Thursday, August 6, 2009

The Sorry State of Science Reporting

I've been reading the news almost religiously for most of the summer, from three sources: National Public Radio, British Broadcasting Company, and Al Jazeera. Yes, I realize this makes me sound incredibly liberal. Contrary to my expectations, I do not feel like a more responsible global citizen than I was before. While I enjoy reading about what is happening in the world, it has not brought any greater sense of connectedness. If anything, it makes me feel less connected with my surroundings. However, that is not the point of this post.

Every day on NPR's site, if not also on BBC's, I look through the Science and Technology categories hoping to find something that catches my interest. After all, I am very interested in both science and technology. However, all of the stories filed under the science category are about
a) Swine Flu
b) Climate Change
c) the dubious findings of some pyschological or, at best, neurological study that show humans behave like X because of gene Y that evolved to help our ancestors do Z.

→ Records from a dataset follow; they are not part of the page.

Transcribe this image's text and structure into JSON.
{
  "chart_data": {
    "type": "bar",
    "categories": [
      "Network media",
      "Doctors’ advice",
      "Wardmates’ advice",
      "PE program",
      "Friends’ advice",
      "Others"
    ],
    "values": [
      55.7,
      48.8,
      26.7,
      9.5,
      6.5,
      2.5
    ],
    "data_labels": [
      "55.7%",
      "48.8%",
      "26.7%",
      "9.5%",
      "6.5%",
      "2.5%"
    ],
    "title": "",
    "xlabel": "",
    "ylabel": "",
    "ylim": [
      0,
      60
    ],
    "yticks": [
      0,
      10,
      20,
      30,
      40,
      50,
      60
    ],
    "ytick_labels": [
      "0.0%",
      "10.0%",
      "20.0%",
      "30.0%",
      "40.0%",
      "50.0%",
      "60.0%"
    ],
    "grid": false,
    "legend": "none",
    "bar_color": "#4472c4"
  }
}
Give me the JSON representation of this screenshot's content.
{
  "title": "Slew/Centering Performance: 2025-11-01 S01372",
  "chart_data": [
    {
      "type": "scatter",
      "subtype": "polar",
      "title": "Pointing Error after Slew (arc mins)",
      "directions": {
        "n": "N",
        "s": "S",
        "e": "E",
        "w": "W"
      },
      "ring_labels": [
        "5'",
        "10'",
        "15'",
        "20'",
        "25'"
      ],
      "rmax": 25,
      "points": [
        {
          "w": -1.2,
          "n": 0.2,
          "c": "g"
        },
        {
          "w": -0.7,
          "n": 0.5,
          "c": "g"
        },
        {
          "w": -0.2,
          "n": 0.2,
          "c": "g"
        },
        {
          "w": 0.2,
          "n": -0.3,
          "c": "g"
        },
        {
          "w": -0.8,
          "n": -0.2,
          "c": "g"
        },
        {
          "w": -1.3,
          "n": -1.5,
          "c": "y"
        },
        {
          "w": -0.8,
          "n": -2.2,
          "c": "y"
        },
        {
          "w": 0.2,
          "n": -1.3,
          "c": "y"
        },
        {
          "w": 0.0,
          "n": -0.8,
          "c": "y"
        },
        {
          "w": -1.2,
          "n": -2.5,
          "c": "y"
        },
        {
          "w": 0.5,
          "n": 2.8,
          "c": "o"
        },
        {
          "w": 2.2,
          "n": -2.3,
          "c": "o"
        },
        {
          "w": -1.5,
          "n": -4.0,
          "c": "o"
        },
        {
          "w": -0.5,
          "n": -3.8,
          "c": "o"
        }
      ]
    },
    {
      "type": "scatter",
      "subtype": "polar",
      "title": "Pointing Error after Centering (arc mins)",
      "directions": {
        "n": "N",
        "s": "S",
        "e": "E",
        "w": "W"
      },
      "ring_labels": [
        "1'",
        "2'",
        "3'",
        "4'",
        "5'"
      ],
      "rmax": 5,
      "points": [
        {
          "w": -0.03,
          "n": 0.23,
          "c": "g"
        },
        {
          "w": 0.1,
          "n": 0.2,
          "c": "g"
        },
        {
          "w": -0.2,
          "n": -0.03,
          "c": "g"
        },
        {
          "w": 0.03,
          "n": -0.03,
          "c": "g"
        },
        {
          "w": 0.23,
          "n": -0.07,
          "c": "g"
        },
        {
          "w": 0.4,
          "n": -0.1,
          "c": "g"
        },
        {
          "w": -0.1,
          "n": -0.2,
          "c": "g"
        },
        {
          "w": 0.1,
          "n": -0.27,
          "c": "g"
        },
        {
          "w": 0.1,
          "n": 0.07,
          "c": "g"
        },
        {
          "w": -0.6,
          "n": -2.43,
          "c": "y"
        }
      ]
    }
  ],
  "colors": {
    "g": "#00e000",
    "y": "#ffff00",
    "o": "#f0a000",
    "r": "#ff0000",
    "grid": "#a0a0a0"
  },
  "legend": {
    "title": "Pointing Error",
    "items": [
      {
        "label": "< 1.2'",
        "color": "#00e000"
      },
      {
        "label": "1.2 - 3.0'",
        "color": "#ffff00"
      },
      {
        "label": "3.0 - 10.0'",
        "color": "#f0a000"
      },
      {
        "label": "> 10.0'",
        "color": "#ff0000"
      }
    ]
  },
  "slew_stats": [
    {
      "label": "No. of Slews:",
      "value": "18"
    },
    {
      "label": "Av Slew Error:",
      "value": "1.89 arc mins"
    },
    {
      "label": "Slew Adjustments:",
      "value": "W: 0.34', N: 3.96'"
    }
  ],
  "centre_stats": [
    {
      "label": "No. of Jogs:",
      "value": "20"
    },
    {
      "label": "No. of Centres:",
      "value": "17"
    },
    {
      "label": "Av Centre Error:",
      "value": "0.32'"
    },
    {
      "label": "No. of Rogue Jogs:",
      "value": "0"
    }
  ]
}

All of the posts filed under Technology are about the iPhone.

The Discovery Channel's lineup reveals similar trends: Animals, The Environment, People vs. the Environment (or is that Man and Wild?), Mythbusters, etc.

The Science Channel (run by the same company) isn't much different, with more focus on Space and manufacturing/construction.

I happen to know that huge, exciting discoveries are being made in the worlds of particle physics, chemistry, nanotechnology, robotics, computing, etc. Why are none of these being documented by the popular media? Surely the same people that figured out how to make popular tv out of the manufacturing processes of everything from chocolate bars to safety pins can make a thrilling show about molecular cars or parallel computing.

The difference between the way I use a pc and the way my grandfather, a retired electrical engineer who spent his career designing and programming computerized test systems, uses a pc is significant. I get things done faster and more efficiently. He knows far more about the inner workings of the computer. He's written programs at the assembler level on punch cards. But I grew up with mouse-based user interfaces and file systems, and they're as natural to me as riding a bike.

If the next generation of children in this country could grow up seeing simulations of molecular structures, interacting with them in games and educational programs, they could develop an innate understanding of nanomechanics. Just as gravity and magnetism are fairly intuitive to beginning physics students, so Van der Waals interactions or very-low-Reynolds number fluid flows could be intuitive for the next generation of engineers and scientists.

Right now, no one is talking about these topics. When nanotechnology is brought up in the news at all, it is usually with either a vague sense of foreboding or an undefined promise of amazing things: "Now with nanotechnology!" We need science journalists who break the trend of reporting on psychology and medicine for the sake of human interest. We need science journalists who will act as translators between scientists and citizens without dumbing down the science of talking over the collective head of society.